# IFSC - I'm looking for any interesting facts/anecdotes



## Julius (26 Jun 2012)

Hi,
I'm looking for any interesting facts/anecdotes that I could use for a tour I'm preparing for US business executives investing in Ireland. I'm a tour guide with very good knowledge of the City, it's architecture, history, writers i.e. all the typical tourist stuff. However, I have to stop at the IFSC for a 5 minute presentation on the IFSC and the economy. 
I know the following from a Dept. Foreign Affairs booklet entitled IRELAND IN BRIEF:

IFSC was established in 1987 and that it was the idea of Dermot Desmond. *Any further info on how it came about?*
By end 2003, 13,000 people were directly employed in it. *How many work there now?*
Over half the world's banks top 50 banks have operations in IFSC with assets estimated over €200 billion.
Net asset value of funds administered at IFSC is estimated at over €400 billion
The special tax and other incentives that were available are currently being phased out - *But what are they currently?*
Any humorous anecdotes, provide they don't reflect badly on Ireland, would be very much appreciated.

Thanks
Julius


----------



## rgfuller (26 Jun 2012)

Accenture researched and published a report in 2010 - some 32k employed there now.
Here's a link to the report.
http://www.fsi.ie/Sectors/FSI/FSI.n...sc-report/$file/FSI-Accenture+IFSC+Report.pdf


----------



## Brendan Burgess (26 Jun 2012)

Julius said:


> IFSC was established in 1987 and that it was the idea of Dermot Desmond. *Any further info on how it came about?*



Actually, it was proposed by Con Power who wrote an article on it in Business and Finance(?). Dermot Desmond then progressed the idea.

Brendan


----------



## Brendan Burgess (28 Jun 2012)

I spoke to Con about this to verify the facts

The CII set up the Financial Services Industry Association in 1984 at Con's suggestion and he was appointed their first Director



> 12 November 1985 – I made a formal presentation entitled _The Irish  Financial Services Industry in an International Context _to the Enterprise  & Employment Committee of Dublin County Council in which I proposed the  inclusion of internationally-traded financial services in an Enterprise Zone  that had been proposed by the Dublin County Council on land adjacent to Dublin  Airport.
> 
> 4 July 1986 – my article entitled _International  Finance Centre – Con Power’s Plan_, published as the front cover article in  Stubbs Business (Vol XVCI, No. 26).

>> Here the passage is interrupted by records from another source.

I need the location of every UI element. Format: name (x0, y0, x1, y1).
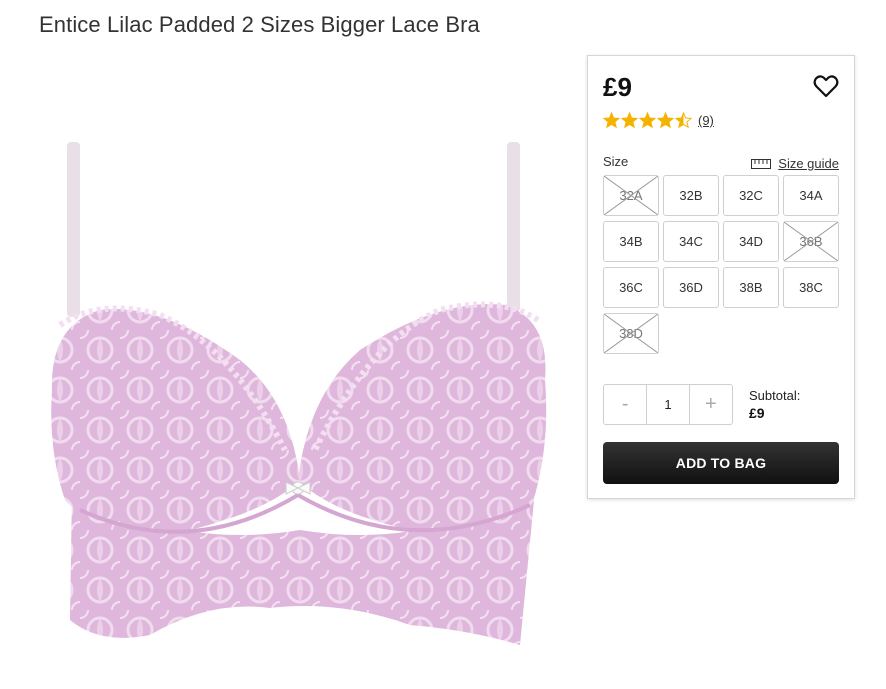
unavailable-cross-icon (604, 314, 658, 353)
quantity-stepper: - 1 + (603, 384, 733, 425)
size-option-36b[interactable]: 36B (783, 221, 839, 262)
product-image[interactable] (40, 130, 560, 660)
purchase-panel: £9 (9) Size Size guide 32A 32B 32C 34A 34B 34… (587, 55, 855, 499)
size-option-34b[interactable]: 34B (603, 221, 659, 262)
review-count-link[interactable]: (9) (698, 113, 714, 128)
size-option-label: 34B (619, 234, 643, 249)
quantity-increase-button[interactable]: + (690, 385, 732, 424)
rating: (9) (603, 112, 714, 129)
size-option-34a[interactable]: 34A (783, 175, 839, 216)
size-option-38b[interactable]: 38B (723, 267, 779, 308)
star-icon (657, 112, 674, 129)
ruler-icon (751, 158, 772, 169)
heart-outline-icon[interactable] (812, 72, 840, 100)
subtotal-label: Subtotal: (749, 388, 801, 403)
star-icon (621, 112, 638, 129)
price: £9 (603, 72, 632, 102)
subtotal-value: £9 (749, 405, 765, 421)
size-label: Size (603, 154, 629, 169)
size-option-label: 32B (679, 188, 703, 203)
size-option-32a[interactable]: 32A (603, 175, 659, 216)
product-title: Entice Lilac Padded 2 Sizes Bigger Lace … (39, 12, 480, 37)
star-icon (639, 112, 656, 129)
size-option-label: 38B (739, 280, 763, 295)
quantity-value[interactable]: 1 (646, 385, 690, 424)
quantity-decrease-button[interactable]: - (604, 385, 646, 424)
star-icon (675, 112, 692, 129)
unavailable-cross-icon (784, 222, 838, 261)
size-option-38d[interactable]: 38D (603, 313, 659, 354)
add-to-bag-button[interactable]: ADD TO BAG (603, 442, 839, 484)
size-option-32c[interactable]: 32C (723, 175, 779, 216)
size-option-32b[interactable]: 32B (663, 175, 719, 216)
size-option-34c[interactable]: 34C (663, 221, 719, 262)
size-option-36d[interactable]: 36D (663, 267, 719, 308)
size-option-34d[interactable]: 34D (723, 221, 779, 262)
size-option-label: 36D (679, 280, 703, 295)
size-option-36c[interactable]: 36C (603, 267, 659, 308)
size-option-label: 32C (739, 188, 763, 203)
size-option-label: 34C (679, 234, 703, 249)
size-guide-label: Size guide (778, 156, 839, 171)
star-icon (603, 112, 620, 129)
star-rating (603, 112, 693, 129)
unavailable-cross-icon (604, 176, 658, 215)
size-grid: 32A 32B 32C 34A 34B 34C 34D 36B 36C 36D 38B 38C 38D (603, 175, 839, 354)
size-option-label: 36C (619, 280, 643, 295)
size-option-label: 38C (799, 280, 823, 295)
size-option-label: 34A (799, 188, 823, 203)
size-guide-link[interactable]: Size guide (751, 156, 839, 171)
size-option-label: 34D (739, 234, 763, 249)
size-option-38c[interactable]: 38C (783, 267, 839, 308)
lilac-lace-bra-image (51, 142, 547, 645)
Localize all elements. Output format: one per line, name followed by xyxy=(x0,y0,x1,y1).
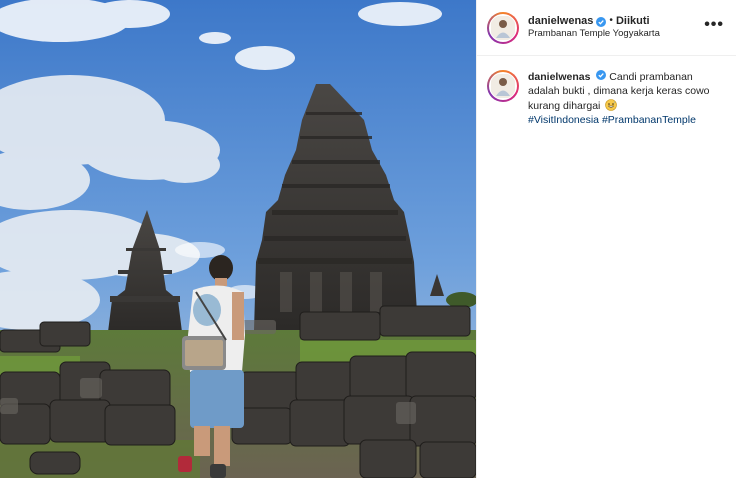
profile-photo-icon xyxy=(491,74,515,98)
caption-text-block: danielwenas Candi prambanan adalah bukti… xyxy=(528,70,713,128)
grinning-sweat-emoji-icon xyxy=(605,99,618,111)
username-link[interactable]: danielwenas xyxy=(528,15,593,29)
verified-badge-icon xyxy=(596,70,607,80)
header-text: danielwenas • Diikuti Prambanan Temple Y… xyxy=(528,15,704,41)
instagram-post: danielwenas • Diikuti Prambanan Temple Y… xyxy=(0,0,736,478)
caption-username-link[interactable]: danielwenas xyxy=(528,71,590,83)
caption-body: danielwenas Candi prambanan adalah bukti… xyxy=(528,70,724,128)
hashtag-links[interactable]: #VisitIndonesia #PrambananTemple xyxy=(528,114,696,126)
temple-photo-illustration xyxy=(0,0,476,478)
profile-photo-icon xyxy=(491,15,515,40)
caption-avatar[interactable] xyxy=(487,70,519,102)
avatar[interactable] xyxy=(487,11,519,44)
verified-badge-icon xyxy=(596,16,607,27)
more-options-icon[interactable]: ••• xyxy=(704,16,724,34)
post-side-panel: danielwenas • Diikuti Prambanan Temple Y… xyxy=(476,0,736,478)
location-link[interactable]: Prambanan Temple Yogyakarta xyxy=(528,28,704,40)
post-header: danielwenas • Diikuti Prambanan Temple Y… xyxy=(477,0,736,56)
separator-dot: • xyxy=(609,15,613,27)
avatar-image xyxy=(489,13,517,42)
caption-comment: danielwenas Candi prambanan adalah bukti… xyxy=(477,56,736,128)
caption-avatar-image xyxy=(489,72,517,100)
follow-status-button[interactable]: Diikuti xyxy=(616,15,650,29)
post-photo[interactable] xyxy=(0,0,476,478)
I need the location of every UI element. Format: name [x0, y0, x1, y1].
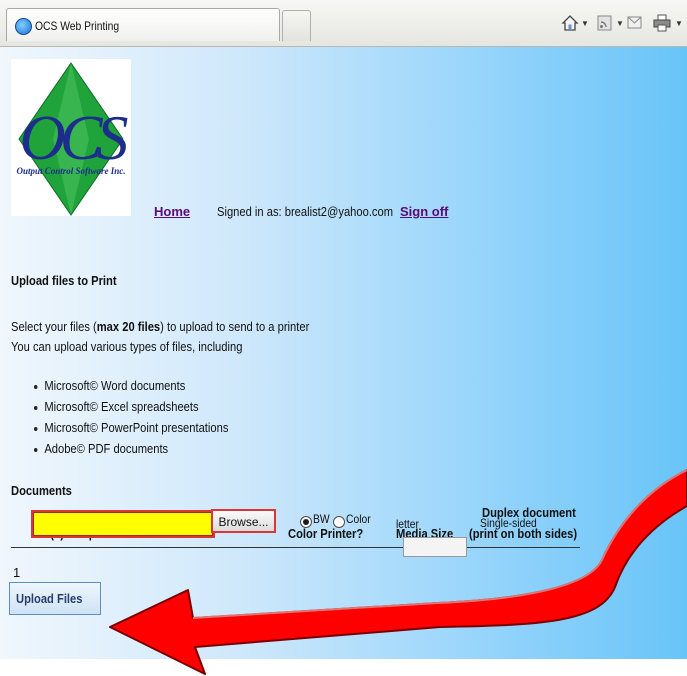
upload-files-button[interactable]: Upload Files — [9, 582, 101, 615]
page-title: Upload files to Print — [11, 273, 117, 288]
logo-letters: OCS — [20, 102, 128, 173]
signed-in-text: Signed in as: brealist2@yahoo.com — [217, 204, 394, 219]
list-item: Adobe© PDF documents — [34, 438, 228, 459]
file-path-input[interactable] — [31, 510, 215, 538]
new-tab-button[interactable] — [282, 10, 311, 41]
browser-tab[interactable]: OCS Web Printing — [6, 8, 280, 41]
media-size-select[interactable] — [403, 537, 467, 557]
chevron-down-icon[interactable]: ▼ — [581, 19, 589, 28]
logo-company-name: Output Control Software Inc. — [16, 166, 125, 176]
list-item: Microsoft© Word documents — [34, 375, 228, 396]
feeds-icon[interactable] — [597, 14, 613, 32]
upload-intro-line2: You can upload various types of files, i… — [11, 339, 243, 354]
read-mail-icon[interactable] — [627, 14, 643, 32]
chevron-down-icon[interactable]: ▼ — [616, 19, 624, 28]
browse-button[interactable]: Browse... — [211, 509, 276, 533]
page-bottom-margin — [0, 659, 687, 676]
bw-radio[interactable] — [300, 513, 312, 531]
documents-heading: Documents — [11, 483, 72, 498]
duplex-value: Single-sided — [480, 516, 537, 530]
file-types-list: Microsoft© Word documents Microsoft© Exc… — [34, 375, 228, 459]
color-label: Color — [346, 512, 371, 526]
bw-label: BW — [313, 512, 330, 526]
home-link[interactable]: Home — [154, 204, 190, 219]
table-divider — [11, 547, 580, 548]
tab-title: OCS Web Printing — [35, 19, 120, 33]
browser-toolbar: OCS Web Printing ▼ ▼ ▼ — [0, 0, 687, 47]
ocs-logo: OCS Output Control Software Inc. — [11, 59, 131, 216]
media-size-value: letter — [396, 517, 419, 531]
chevron-down-icon[interactable]: ▼ — [675, 19, 683, 28]
upload-intro: Select your files (max 20 files) to uplo… — [11, 319, 310, 334]
home-icon[interactable] — [561, 14, 579, 32]
row-index: 1 — [13, 565, 21, 580]
print-icon[interactable] — [653, 14, 671, 32]
list-item: Microsoft© Excel spreadsheets — [34, 396, 228, 417]
list-item: Microsoft© PowerPoint presentations — [34, 417, 228, 438]
color-radio[interactable] — [333, 513, 345, 531]
sign-off-link[interactable]: Sign off — [400, 204, 448, 219]
web-page: OCS Output Control Software Inc. Home Si… — [0, 47, 687, 659]
ie-icon — [15, 18, 32, 35]
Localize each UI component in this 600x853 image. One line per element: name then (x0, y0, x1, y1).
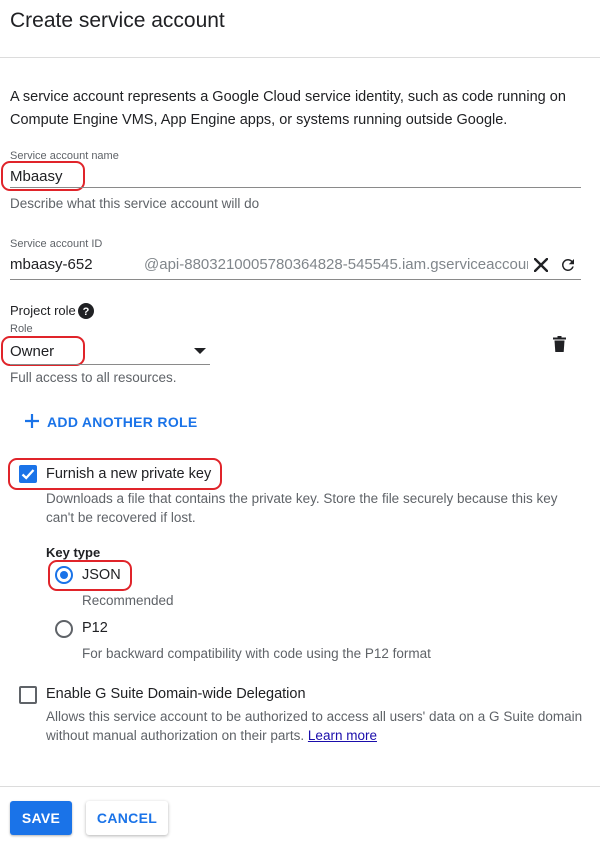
id-suffix: @api-8803210005780364828-545545.iam.gser… (144, 256, 528, 273)
plus-icon[interactable] (24, 413, 40, 429)
name-input[interactable]: Mbaasy (10, 168, 63, 185)
json-label: JSON (82, 567, 121, 583)
add-another-role-button[interactable]: ADD ANOTHER ROLE (47, 414, 198, 430)
close-icon[interactable] (530, 254, 552, 276)
refresh-icon[interactable] (557, 254, 579, 276)
delegation-label: Enable G Suite Domain-wide Delegation (46, 686, 306, 702)
role-helper: Full access to all resources. (10, 370, 177, 385)
key-type-label: Key type (46, 545, 101, 560)
id-input[interactable]: mbaasy-652 (10, 256, 93, 273)
chevron-down-icon[interactable] (192, 343, 208, 359)
save-button[interactable]: SAVE (10, 801, 72, 835)
role-underline (10, 364, 210, 365)
delegation-checkbox[interactable] (19, 686, 37, 704)
json-radio[interactable] (55, 566, 73, 584)
header-divider (0, 57, 600, 58)
role-select[interactable]: Owner (10, 343, 54, 360)
id-underline (10, 279, 581, 280)
role-label: Role (10, 323, 33, 335)
private-key-label: Furnish a new private key (46, 466, 212, 482)
id-field-label: Service account ID (10, 238, 103, 250)
dialog-title: Create service account (10, 9, 225, 32)
delegation-description: Allows this service account to be author… (46, 707, 586, 745)
p12-sub: For backward compatibility with code usi… (82, 646, 431, 661)
help-icon[interactable]: ? (78, 303, 94, 319)
learn-more-link[interactable]: Learn more (308, 728, 377, 743)
svg-text:?: ? (83, 306, 90, 318)
trash-icon[interactable] (550, 334, 568, 354)
footer-divider (0, 786, 600, 787)
dialog-description: A service account represents a Google Cl… (10, 89, 566, 128)
p12-radio[interactable] (55, 620, 73, 638)
json-sub: Recommended (82, 593, 174, 608)
name-underline (10, 187, 581, 188)
name-helper: Describe what this service account will … (10, 196, 260, 211)
cancel-button[interactable]: CANCEL (86, 801, 168, 835)
project-role-label: Project role (10, 303, 76, 318)
private-key-description: Downloads a file that contains the priva… (46, 491, 558, 525)
private-key-checkbox[interactable] (19, 465, 37, 483)
p12-label: P12 (82, 620, 108, 636)
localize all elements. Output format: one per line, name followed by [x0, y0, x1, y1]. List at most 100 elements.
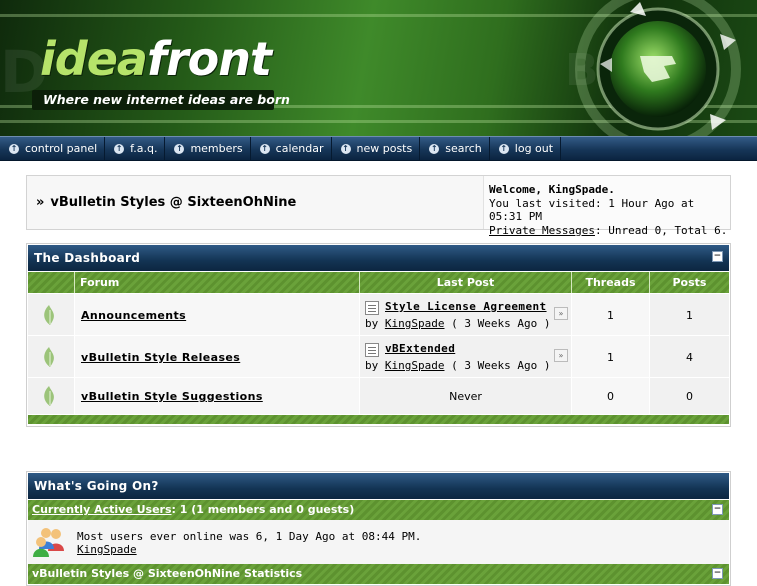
globe-icon: [575, 0, 741, 136]
logo-tagline: Where new internet ideas are born: [32, 90, 290, 110]
goto-last-post-icon[interactable]: »: [554, 307, 568, 320]
dashboard-header: The Dashboard −: [28, 245, 729, 271]
header-banner: D Be ideafront Where new internet ideas …: [0, 0, 757, 136]
nav-label: control panel: [25, 142, 98, 155]
whats-going-on-table: What's Going On? Currently Active Users:…: [26, 471, 731, 586]
threads-cell: 1: [572, 336, 650, 377]
nav-label: f.a.q.: [130, 142, 158, 155]
most-users-online: Most users ever online was 6, 1 Day Ago …: [77, 530, 422, 543]
threads-cell: 0: [572, 378, 650, 414]
nav-arrow-icon: ↑: [174, 143, 185, 154]
posts-count: 4: [686, 351, 693, 364]
breadcrumb-arrow: »: [36, 195, 45, 210]
navbar: ↑ control panel ↑ f.a.q. ↑ members ↑ calenda…: [0, 136, 757, 161]
nav-arrow-icon: ↑: [9, 143, 19, 154]
last-post-user[interactable]: KingSpade: [385, 359, 445, 372]
nav-calendar[interactable]: ↑ calendar: [251, 137, 332, 160]
last-post-title[interactable]: vBExtended: [385, 342, 455, 355]
forum-link[interactable]: vBulletin Style Suggestions: [81, 390, 263, 403]
nav-label: search: [445, 142, 482, 155]
site-logo[interactable]: ideafront Where new internet ideas are b…: [32, 32, 290, 110]
leaf-icon: [44, 347, 54, 367]
leaf-icon: [44, 386, 54, 406]
whats-going-on-title: What's Going On?: [34, 479, 159, 493]
online-user-link[interactable]: KingSpade: [77, 543, 421, 556]
private-messages-line: Private Messages: Unread 0, Total 6.: [489, 224, 730, 238]
users-online-icon: [33, 528, 64, 557]
posts-cell: 4: [650, 336, 729, 377]
goto-last-post-icon[interactable]: »: [554, 349, 568, 362]
column-forum: Forum: [75, 272, 360, 293]
nav-label: calendar: [275, 142, 324, 155]
nav-control-panel[interactable]: ↑ control panel: [0, 137, 106, 160]
nav-label: new posts: [356, 142, 413, 155]
posts-count: 0: [686, 390, 693, 403]
dashboard-column-headers: Forum Last Post Threads Posts: [28, 272, 729, 293]
last-post-never: Never: [449, 390, 482, 403]
column-threads: Threads: [572, 272, 650, 293]
forum-status-cell: [28, 336, 75, 377]
statistics-title: vBulletin Styles @ SixteenOhNine Statist…: [32, 567, 303, 580]
column-last-post: Last Post: [360, 272, 572, 293]
forum-cell: vBulletin Style Releases: [75, 336, 360, 377]
column-posts: Posts: [672, 276, 707, 289]
dashboard-footer: [28, 415, 729, 424]
active-users-header: Currently Active Users: 1 (1 members and…: [28, 500, 729, 520]
nav-faq[interactable]: ↑ f.a.q.: [105, 137, 166, 160]
posts-cell: 0: [650, 378, 729, 414]
active-users-link[interactable]: Currently Active Users: [32, 503, 172, 516]
nav-arrow-icon: ↑: [340, 143, 351, 154]
collapse-button[interactable]: −: [712, 568, 723, 579]
nav-arrow-icon: ↑: [429, 143, 440, 154]
forum-status-cell: [28, 294, 75, 335]
statistics-header: vBulletin Styles @ SixteenOhNine Statist…: [28, 564, 729, 584]
logo-wordmark: ideafront: [40, 32, 272, 86]
forum-row: vBulletin Style Releases vBExtended by K…: [28, 335, 729, 377]
last-post-by: by KingSpade ( 3 Weeks Ago ): [365, 317, 551, 330]
forum-link[interactable]: vBulletin Style Releases: [81, 351, 240, 364]
post-icon: [365, 343, 379, 357]
forum-cell: Announcements: [75, 294, 360, 335]
breadcrumb: » vBulletin Styles @ SixteenOhNine: [36, 195, 296, 210]
last-visited-text: You last visited: 1 Hour Ago at 05:31 PM: [489, 196, 695, 224]
last-post-title[interactable]: Style License Agreement: [385, 300, 547, 313]
private-messages-link[interactable]: Private Messages: [489, 224, 595, 237]
leaf-icon: [44, 305, 54, 325]
nav-search[interactable]: ↑ search: [420, 137, 490, 160]
dashboard-title: The Dashboard: [34, 251, 141, 265]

The background is given in a number of sections in  Chapter 12 'A New Dawn' of his book '*Metamorphosis*:  _*Lessons from the formative years of the Celtic Tiger  1979-1993'*_ (Cork: Oak Tree Press, 2009). The relevant sections  cover pages 193-207 of the book.


----------



## elcato (28 Jun 2012)

Tell them about the Monto !


----------



## Firefly (28 Jun 2012)

Hi Julius,

How about mentioning the famine statues across the road - might be a nice diversion for them from the world of finance 

Firefly.


----------



## elcato (28 Jun 2012)

Montgomery Street was once the biggest red-light district in Europe with  an estimated 1600 prostitutes.  It was known locally as the "Monto" and  this is the origin of the song "Take me up to Monto"

Just point over to Connelly station at the top of the tram lines and away ya go. Beats any famine stories anyday.


----------



## Fore (29 Jun 2012)

Heard a story about a Japanese Bank that didnt want to locate there due to the amount of hookers hanging around the offices... it was actually just (female) staff outside smoking ..... not sure if its true, but can see how that could happen on a sunny casual friday !


----------